Когда сдали под обмер дрова и получили квитанции, Фрол Мятишев утешил:
— Не намучишься — не научишься… Про тебя говорят — грамотей, нос в книжке ночует… Ну что от грамоты возьмешь, так то на воде вилами написано, а что на своей шкуре напечатал… кх… кх… то до смерти. Конь у тебя мелковат, вот где горе луково.

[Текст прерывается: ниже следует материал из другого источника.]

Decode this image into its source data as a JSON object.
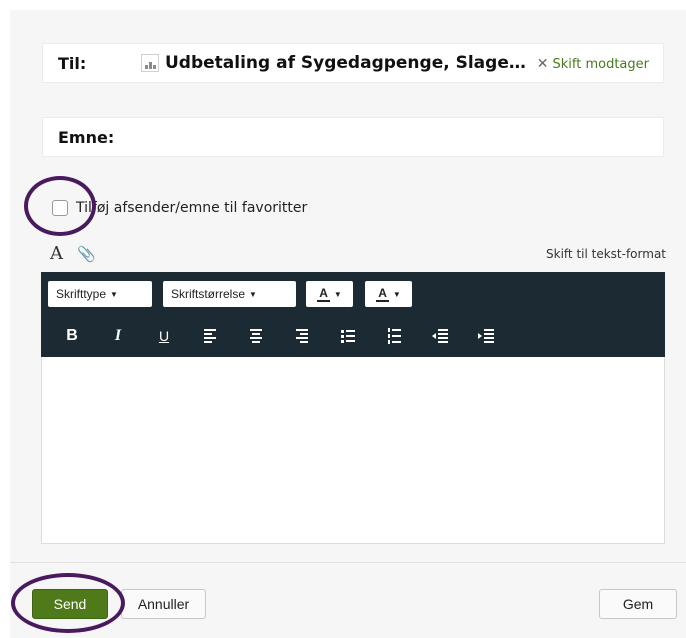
{
  "to": {
    "label": "Til:",
    "recipient": "Udbetaling af Sygedagpenge, Slage…",
    "change_link": "Skift modtager"
  },
  "subject": {
    "label": "Emne:",
    "value": ""
  },
  "favorites": {
    "label": "Tilføj afsender/emne til favoritter",
    "checked": false
  },
  "editor": {
    "text_format_link": "Skift til tekst-format",
    "font_dropdown": "Skrifttype",
    "size_dropdown": "Skriftstørrelse",
    "font_color_label": "A",
    "bg_color_label": "A",
    "bold_label": "B",
    "italic_label": "I",
    "underline_label": "U",
    "body": ""
  },
  "actions": {
    "send": "Send",
    "cancel": "Annuller",
    "save": "Gem"
  },
  "colors": {
    "toolbar": "#1b2a33",
    "send_button": "#4f7a1a",
    "link": "#4a7a1e",
    "highlight_ring": "#4a1a5e"
  }
}
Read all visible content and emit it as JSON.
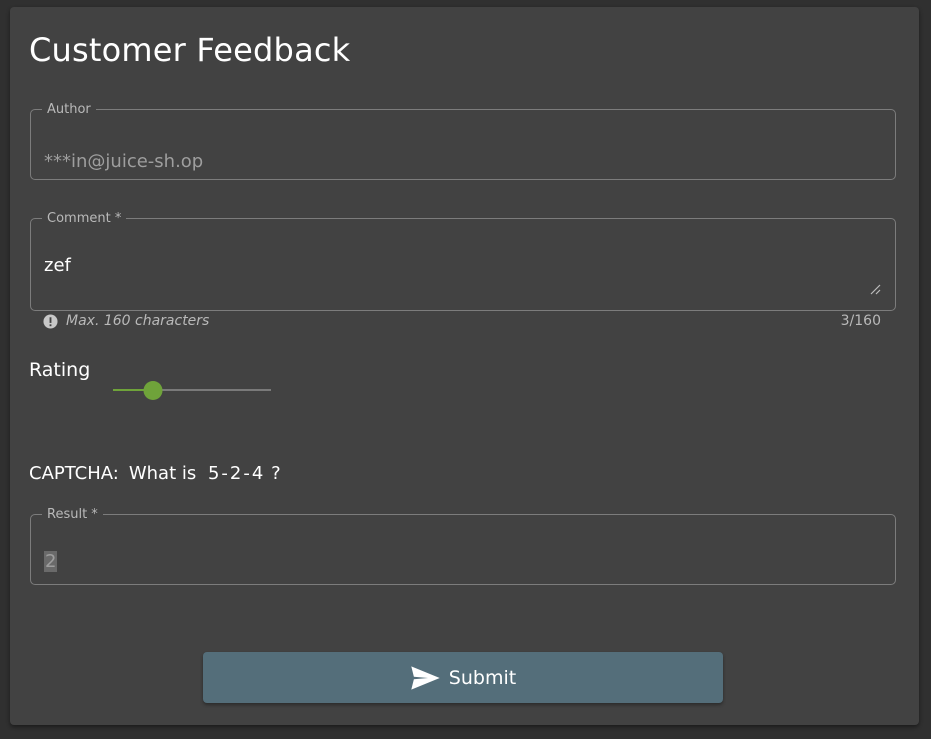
{
  "form": {
    "title": "Customer Feedback",
    "author": {
      "label": "Author",
      "value": "***in@juice-sh.op"
    },
    "comment": {
      "label": "Comment *",
      "value": "zef",
      "hint": "Max. 160 characters",
      "count": "3/160"
    },
    "rating": {
      "label": "Rating",
      "value": 2,
      "min": 1,
      "max": 5
    },
    "captcha": {
      "label": "CAPTCHA:",
      "question": "What is",
      "expression": "5-2-4",
      "suffix": "?"
    },
    "result": {
      "label": "Result *",
      "value": "2"
    },
    "submit_label": "Submit"
  },
  "icons": {
    "info": "exclamation-circle",
    "submit": "paper-plane-send",
    "resize": "resize-grip"
  },
  "colors": {
    "background": "#303030",
    "card": "#424242",
    "accent": "#6fa33a",
    "button": "#546e7a"
  }
}
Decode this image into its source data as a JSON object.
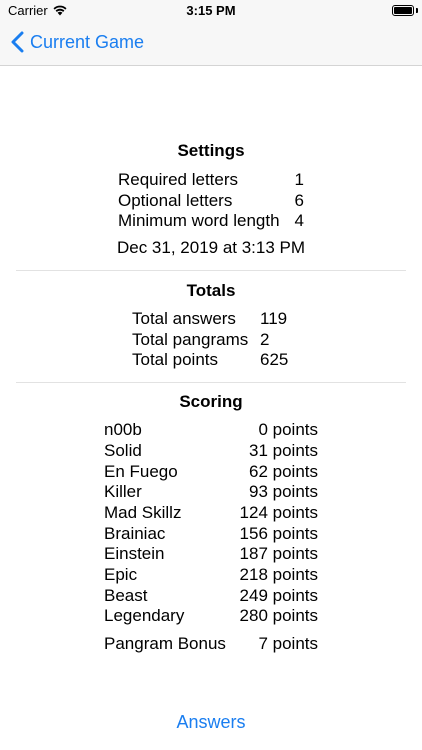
{
  "status_bar": {
    "carrier": "Carrier",
    "time": "3:15 PM"
  },
  "nav": {
    "back_label": "Current Game"
  },
  "settings": {
    "title": "Settings",
    "rows": [
      {
        "label": "Required letters",
        "value": "1"
      },
      {
        "label": "Optional letters",
        "value": "6"
      },
      {
        "label": "Minimum word length",
        "value": "4"
      }
    ],
    "date": "Dec 31, 2019 at 3:13 PM"
  },
  "totals": {
    "title": "Totals",
    "rows": [
      {
        "label": "Total answers",
        "value": "119"
      },
      {
        "label": "Total pangrams",
        "value": "2"
      },
      {
        "label": "Total points",
        "value": "625"
      }
    ]
  },
  "scoring": {
    "title": "Scoring",
    "rows": [
      {
        "label": "n00b",
        "value": "0 points"
      },
      {
        "label": "Solid",
        "value": "31 points"
      },
      {
        "label": "En Fuego",
        "value": "62 points"
      },
      {
        "label": "Killer",
        "value": "93 points"
      },
      {
        "label": "Mad Skillz",
        "value": "124 points"
      },
      {
        "label": "Brainiac",
        "value": "156 points"
      },
      {
        "label": "Einstein",
        "value": "187 points"
      },
      {
        "label": "Epic",
        "value": "218 points"
      },
      {
        "label": "Beast",
        "value": "249 points"
      },
      {
        "label": "Legendary",
        "value": "280 points"
      }
    ],
    "bonus": {
      "label": "Pangram Bonus",
      "value": "7 points"
    }
  },
  "footer": {
    "answers_label": "Answers"
  },
  "colors": {
    "accent": "#1a7ef0"
  }
}
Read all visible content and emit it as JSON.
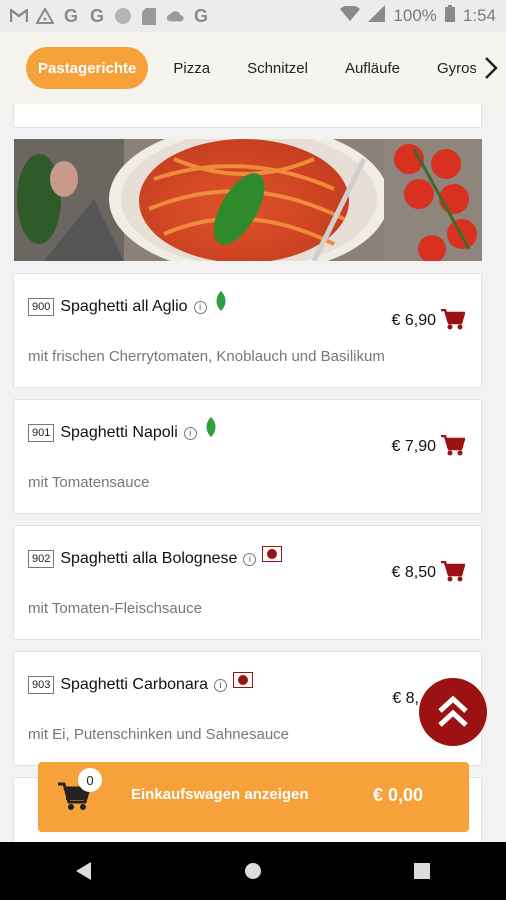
{
  "status_bar": {
    "battery": "100%",
    "time": "1:54",
    "g_glyph": "G"
  },
  "tabs": [
    {
      "label": "Pastagerichte",
      "active": true
    },
    {
      "label": "Pizza",
      "active": false
    },
    {
      "label": "Schnitzel",
      "active": false
    },
    {
      "label": "Aufläufe",
      "active": false
    },
    {
      "label": "Gyros",
      "active": false
    }
  ],
  "items": [
    {
      "number": "900",
      "name": "Spaghetti all Aglio",
      "badge": "leaf-icon",
      "price": "€ 6,90",
      "desc": "mit frischen Cherrytomaten, Knoblauch und Basilikum"
    },
    {
      "number": "901",
      "name": "Spaghetti Napoli",
      "badge": "leaf-icon",
      "price": "€ 7,90",
      "desc": "mit Tomatensauce"
    },
    {
      "number": "902",
      "name": "Spaghetti alla Bolognese",
      "badge": "meat-icon",
      "price": "€ 8,50",
      "desc": "mit Tomaten-Fleischsauce"
    },
    {
      "number": "903",
      "name": "Spaghetti Carbonara",
      "badge": "meat-icon",
      "price": "€ 8,",
      "desc": "mit Ei, Putenschinken und Sahnesauce"
    }
  ],
  "cart": {
    "count": "0",
    "label": "Einkaufswagen anzeigen",
    "total": "€ 0,00"
  },
  "colors": {
    "accent": "#f7a13a",
    "brand_red": "#9c1212",
    "veggie_green": "#2e9e3e"
  }
}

В другой раз у меня пополам хряснула оглобля. Сходил, проваливаясь до пояса в снег, на островок омшары, срубил березку, кое-как затесал, ввернул. Коряво выглядела, сыра и крива, но доехал. Так, с продыхом по воскресеньям, когда беспробудно спал на печи, проработал больше месяца, до весенней порухи. А денег в доме — все сиротские слезы: за первую неделю заплатили, потом все сулились со дня на день. Под конец и контору на станции закрыли, неизвестно кому и ладонь подставлять. Подслащивали обещанками: мол, списки на выработку сохранились, будет и расчет.
В том и конец марта минул, и апрель, и май. Надо по хозяйству недоимки платить — нечем, на соль в лавке наскребешь, да и все. Оттого ходил я в обиде и даже озлоблении, вспоминал, что к концу вывозки и конь исхудал, ребра проступили и шерсть залохматилась, и сам еще больше усох. Про советскую власть говорят, что она справедливая, а где тут справедливость?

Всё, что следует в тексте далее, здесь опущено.